Christian Democratic People's Party President Christophe Darbellay told SonntagsZeitung newspaper that the offer was "beyond evil."
Vasella was hardly alone. Five of Europe's 20 highest-paid CEOs work for Swiss companies - according to data compiled by Bloomberg News - including ABB, an industrial group, Credit Suisse bank, Nestle', the food giant, Novartis and Roche, both pharmaceutical companies.
This past Sunday the Minder initiative was approved by 68 percent of Swiss voters. It outlaws executive compensation packages that encourage company takeovers and sell-offs. It would also make it mandatory for shareholders, including pension funds, to make decisions on executive pay that companies would be bound to honor.
All publicly traded Swiss companies listed in the Swiss or foreign stock exchanges will be required to follow the law. Violators could be punished with up to three years of prison time and fines totaling six years worth of salary.
The Swiss referendum came on the heels of a February 27 vote by the Economic and Financial Affairs Council of the European Union that approved legislation to limit bank executive bonuses to a maximum of one year's salary, or twice that amount if a majority of shareholders approve. It will apply to bankers working in all 27 EU states (including those owned by foreign companies) and those working abroad for EU-based banks and their subsidiaries.
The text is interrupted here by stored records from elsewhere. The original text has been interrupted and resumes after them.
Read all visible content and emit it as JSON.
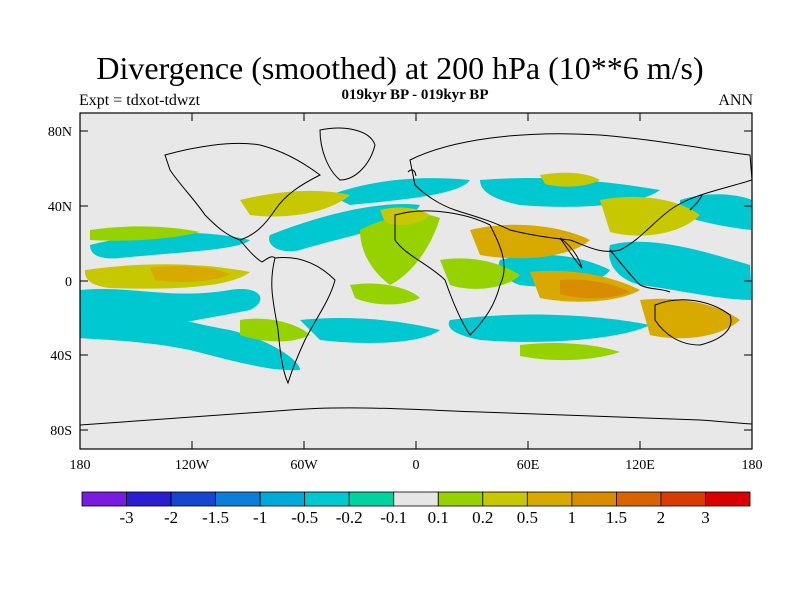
{
  "title": "Divergence (smoothed) at 200 hPa (10**6 m/s)",
  "subtitle": "019kyr BP - 019kyr BP",
  "left_label": "Expt = tdxot-tdwzt",
  "right_label": "ANN",
  "map": {
    "background_color": "#e8e8e8",
    "y_tick_labels": [
      "80N",
      "40N",
      "0",
      "40S",
      "80S"
    ],
    "x_tick_labels": [
      "180",
      "120W",
      "60W",
      "0",
      "60E",
      "120E",
      "180"
    ]
  },
  "colorbar": {
    "colors": [
      "#7a1be0",
      "#2a1ed0",
      "#1446d0",
      "#0a7ed8",
      "#00aad8",
      "#00c8d0",
      "#00d2a0",
      "#e6e6e6",
      "#96d200",
      "#c8c800",
      "#d8aa00",
      "#d88c00",
      "#d86400",
      "#d83c00",
      "#d80000"
    ],
    "labels": [
      "-3",
      "-2",
      "-1.5",
      "-1",
      "-0.5",
      "-0.2",
      "-0.1",
      "0.1",
      "0.2",
      "0.5",
      "1",
      "1.5",
      "2",
      "3"
    ]
  }
}
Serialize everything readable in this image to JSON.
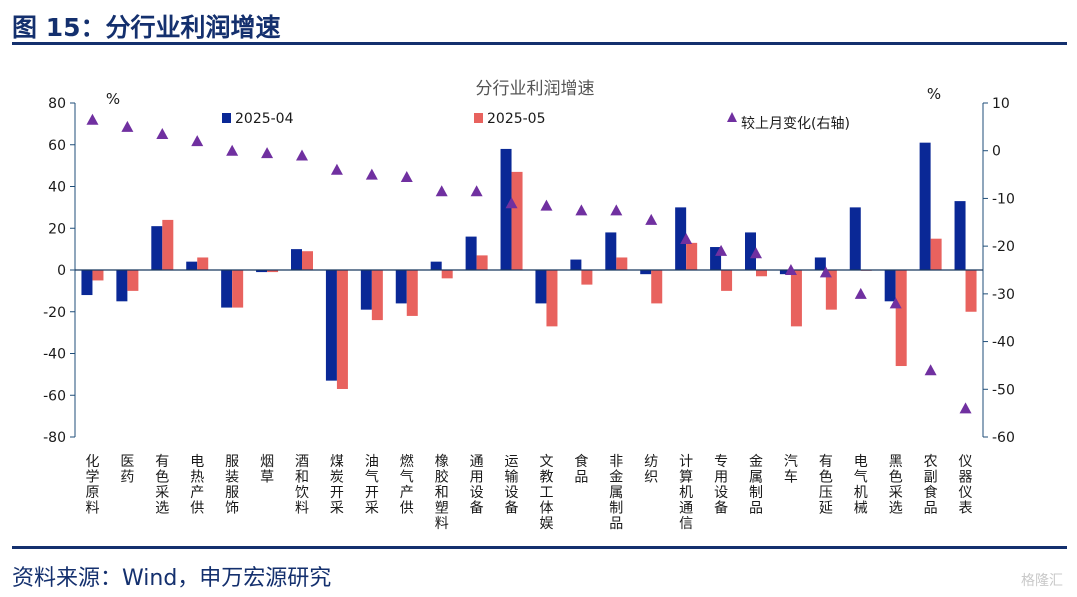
{
  "figure_title": "图 15：分行业利润增速",
  "source": "资料来源：Wind，申万宏源研究",
  "watermark": "格隆汇",
  "colors": {
    "series_2025_04": "#0a2896",
    "series_2025_05": "#e8625e",
    "series_change": "#7030a0",
    "axis": "#1f4e79",
    "heading": "#14306e"
  },
  "chart_data": {
    "type": "bar",
    "title": "分行业利润增速",
    "left_unit": "%",
    "right_unit": "%",
    "ylim_left": [
      -80,
      80
    ],
    "yticks_left": [
      80,
      60,
      40,
      20,
      0,
      -20,
      -40,
      -60,
      -80
    ],
    "ylim_right": [
      -60,
      10
    ],
    "yticks_right": [
      10,
      0,
      -10,
      -20,
      -30,
      -40,
      -50,
      -60
    ],
    "categories": [
      "化学原料",
      "医药",
      "有色采选",
      "电热产供",
      "服装服饰",
      "烟草",
      "酒和饮料",
      "煤炭开采",
      "油气开采",
      "燃气产供",
      "橡胶和塑料",
      "通用设备",
      "运输设备",
      "文教工体娱",
      "食品",
      "非金属制品",
      "纺织",
      "计算机通信",
      "专用设备",
      "金属制品",
      "汽车",
      "有色压延",
      "电气机械",
      "黑色采选",
      "农副食品",
      "仪器仪表"
    ],
    "series": [
      {
        "name": "2025-04",
        "type": "bar",
        "axis": "left",
        "values": [
          -12,
          -15,
          21,
          4,
          -18,
          -1,
          10,
          -53,
          -19,
          -16,
          4,
          16,
          58,
          -16,
          5,
          18,
          -2,
          30,
          11,
          18,
          -2,
          6,
          30,
          -15,
          61,
          33
        ]
      },
      {
        "name": "2025-05",
        "type": "bar",
        "axis": "left",
        "values": [
          -5,
          -10,
          24,
          6,
          -18,
          -1,
          9,
          -57,
          -24,
          -22,
          -4,
          7,
          47,
          -27,
          -7,
          6,
          -16,
          13,
          -10,
          -3,
          -27,
          -19,
          0,
          -46,
          15,
          -20
        ]
      },
      {
        "name": "较上月变化(右轴)",
        "type": "scatter",
        "axis": "right",
        "values": [
          6.5,
          5,
          3.5,
          2,
          0,
          -0.5,
          -1,
          -4,
          -5,
          -5.5,
          -8.5,
          -8.5,
          -11,
          -11.5,
          -12.5,
          -12.5,
          -14.5,
          -18.5,
          -21,
          -21.5,
          -25,
          -25.5,
          -30,
          -32,
          -46,
          -54
        ]
      }
    ]
  }
}
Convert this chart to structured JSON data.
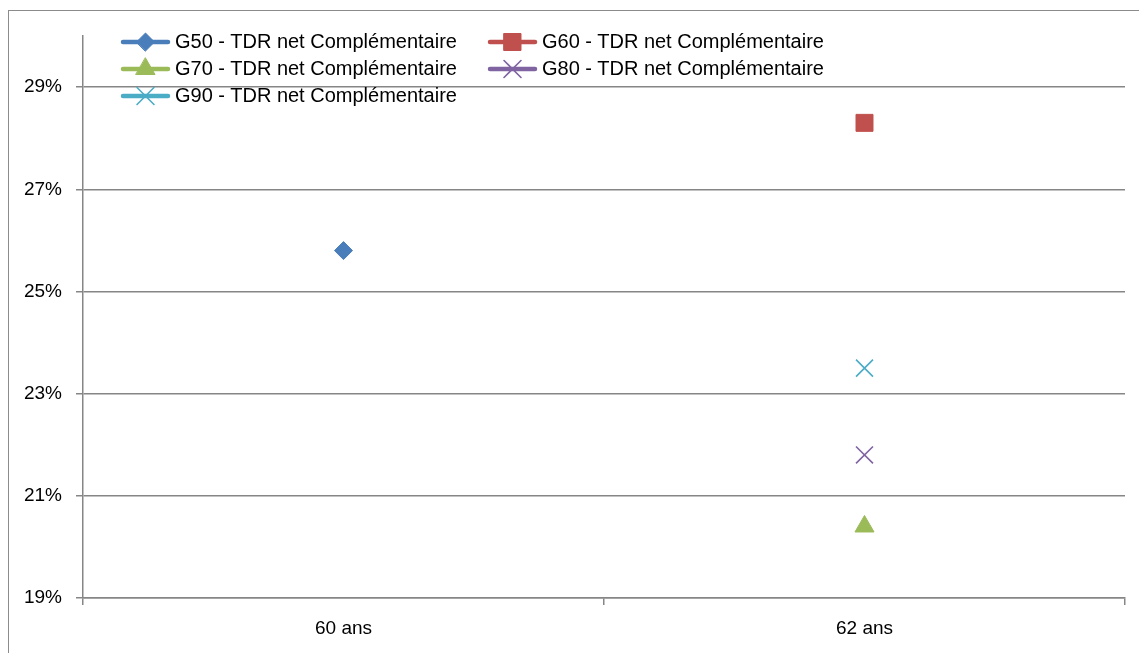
{
  "chart_data": {
    "type": "line",
    "categories": [
      "60 ans",
      "62 ans"
    ],
    "series": [
      {
        "name": "G50 - TDR net Complémentaire",
        "color": "#4a7ebb",
        "marker": "diamond",
        "values": [
          25.8,
          null
        ]
      },
      {
        "name": "G60 - TDR net Complémentaire",
        "color": "#c0504d",
        "marker": "square",
        "values": [
          null,
          28.3
        ]
      },
      {
        "name": "G70 - TDR net Complémentaire",
        "color": "#9bbb59",
        "marker": "triangle",
        "values": [
          null,
          20.4
        ]
      },
      {
        "name": "G80 - TDR net Complémentaire",
        "color": "#8064a2",
        "marker": "cross",
        "values": [
          null,
          21.8
        ]
      },
      {
        "name": "G90 - TDR net Complémentaire",
        "color": "#4bacc6",
        "marker": "cross",
        "values": [
          null,
          23.5
        ]
      }
    ],
    "ylim": [
      19,
      30
    ],
    "yticks": [
      {
        "value": 19,
        "label": "19%"
      },
      {
        "value": 21,
        "label": "21%"
      },
      {
        "value": 23,
        "label": "23%"
      },
      {
        "value": 25,
        "label": "25%"
      },
      {
        "value": 27,
        "label": "27%"
      },
      {
        "value": 29,
        "label": "29%"
      }
    ],
    "grid": "y",
    "legend": "top left"
  }
}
The rule is part of the Basel III financial reform package that requires banks to set aside more funds in reserve in order to make them more stable and guard against expensive taxpayer bailouts in the future.
"If we had had rules (on financial reserves) like this six years ago, the Lehman case wouldn't have happened, or at least not with such devastating consequences," said Michel Barnier, the EU commissioner who oversees financial regulation, referring to the collapse of the New York investment bank in 2008 that was widely seen as the precipitating event in the global financial meltdown that year.
While the financial reserves rules could make the banks less likely to fail, the rules on bankers pay are unlikely to be effective.